Unlike U.S.-based ride hailing start-up Uber [UBER.UL], which established itself to compete against taxi companies, the new company will operate using taxi firms.
It is the latest push by traditional carmakers to enter the taxi ride hailing services market dominated by Uber and other technology companies.
The companies declined to disclose financial terms.
“It’s a paper deal.
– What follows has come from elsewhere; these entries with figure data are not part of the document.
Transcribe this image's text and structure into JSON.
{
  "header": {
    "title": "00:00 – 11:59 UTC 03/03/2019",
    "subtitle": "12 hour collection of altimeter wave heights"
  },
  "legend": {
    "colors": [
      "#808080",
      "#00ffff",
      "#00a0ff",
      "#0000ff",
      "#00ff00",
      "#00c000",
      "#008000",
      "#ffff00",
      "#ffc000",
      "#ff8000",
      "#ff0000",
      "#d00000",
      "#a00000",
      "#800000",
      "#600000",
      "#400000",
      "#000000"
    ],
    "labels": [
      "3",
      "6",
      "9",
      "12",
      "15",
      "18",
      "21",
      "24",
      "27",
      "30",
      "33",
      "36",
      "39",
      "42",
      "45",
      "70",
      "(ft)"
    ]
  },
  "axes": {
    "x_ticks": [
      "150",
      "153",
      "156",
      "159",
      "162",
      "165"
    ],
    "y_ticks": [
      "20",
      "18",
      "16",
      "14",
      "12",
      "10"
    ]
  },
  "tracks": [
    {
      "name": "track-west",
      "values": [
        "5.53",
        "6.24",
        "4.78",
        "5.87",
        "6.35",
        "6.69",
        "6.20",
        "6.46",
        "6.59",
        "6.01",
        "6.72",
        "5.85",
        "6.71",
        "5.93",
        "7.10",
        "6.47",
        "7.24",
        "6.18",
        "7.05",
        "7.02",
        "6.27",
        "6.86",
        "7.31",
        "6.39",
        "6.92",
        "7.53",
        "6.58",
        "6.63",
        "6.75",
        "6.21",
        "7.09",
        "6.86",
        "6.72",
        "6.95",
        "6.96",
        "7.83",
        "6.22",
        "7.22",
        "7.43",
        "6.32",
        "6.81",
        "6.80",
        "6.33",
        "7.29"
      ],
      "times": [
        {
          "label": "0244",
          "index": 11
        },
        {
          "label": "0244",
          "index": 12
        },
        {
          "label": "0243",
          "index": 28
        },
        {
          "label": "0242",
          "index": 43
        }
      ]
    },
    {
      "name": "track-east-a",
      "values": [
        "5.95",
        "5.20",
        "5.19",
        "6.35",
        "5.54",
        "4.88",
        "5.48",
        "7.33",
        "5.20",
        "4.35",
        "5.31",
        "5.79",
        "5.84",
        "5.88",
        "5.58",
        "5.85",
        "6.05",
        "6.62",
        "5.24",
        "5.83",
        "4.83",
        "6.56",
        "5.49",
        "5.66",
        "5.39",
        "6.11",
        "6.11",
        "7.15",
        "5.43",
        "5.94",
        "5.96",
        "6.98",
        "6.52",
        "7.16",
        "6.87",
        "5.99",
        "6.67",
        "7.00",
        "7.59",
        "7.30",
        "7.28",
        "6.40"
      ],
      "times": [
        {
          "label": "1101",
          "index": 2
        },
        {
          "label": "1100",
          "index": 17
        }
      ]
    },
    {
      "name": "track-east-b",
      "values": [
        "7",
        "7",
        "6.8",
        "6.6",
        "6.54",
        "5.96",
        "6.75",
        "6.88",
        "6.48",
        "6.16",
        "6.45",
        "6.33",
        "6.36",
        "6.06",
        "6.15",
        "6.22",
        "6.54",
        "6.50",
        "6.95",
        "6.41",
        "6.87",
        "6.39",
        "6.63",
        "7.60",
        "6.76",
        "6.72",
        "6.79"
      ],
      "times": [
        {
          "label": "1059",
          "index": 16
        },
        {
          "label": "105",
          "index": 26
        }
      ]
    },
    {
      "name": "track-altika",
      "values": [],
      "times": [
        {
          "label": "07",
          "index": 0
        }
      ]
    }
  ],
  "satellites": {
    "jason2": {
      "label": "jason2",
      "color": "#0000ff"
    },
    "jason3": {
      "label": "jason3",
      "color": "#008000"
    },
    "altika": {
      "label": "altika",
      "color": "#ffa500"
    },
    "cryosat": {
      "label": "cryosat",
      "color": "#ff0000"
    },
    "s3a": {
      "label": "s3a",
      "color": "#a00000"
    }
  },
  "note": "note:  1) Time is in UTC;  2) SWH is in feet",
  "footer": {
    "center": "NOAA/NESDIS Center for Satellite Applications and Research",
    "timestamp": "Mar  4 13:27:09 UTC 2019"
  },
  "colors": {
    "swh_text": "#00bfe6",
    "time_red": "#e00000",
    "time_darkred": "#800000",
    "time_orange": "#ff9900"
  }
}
Daimler will own 60 percent of the new entity and the stakeholders in Halio will own 40 percent,” said Halio CEO Andrew Pinnington, who will be chief executive of the combined company.
The merged entity, which will operate under the mytaxi brand, will have 70 million passengers and 100,000 registered taxi drivers in over 50 cities across nine countries in Europe, the companies said.
Hailo, which operates in Britain, Ireland and Spain, will combine with myTaxi, which is available in Austria, Germany, Italy, Poland, Portugal, Spain and Sweden.
The combined company will be headquartered in Hamburg, Germany.
MyTaxi founder Niclaus Mewes will take a seat on the supervisory board and in addition he will become managing director of Daimler Mobility Services GmbH.
Sky News was first to report the potential combination of MyTaxi and Hailo.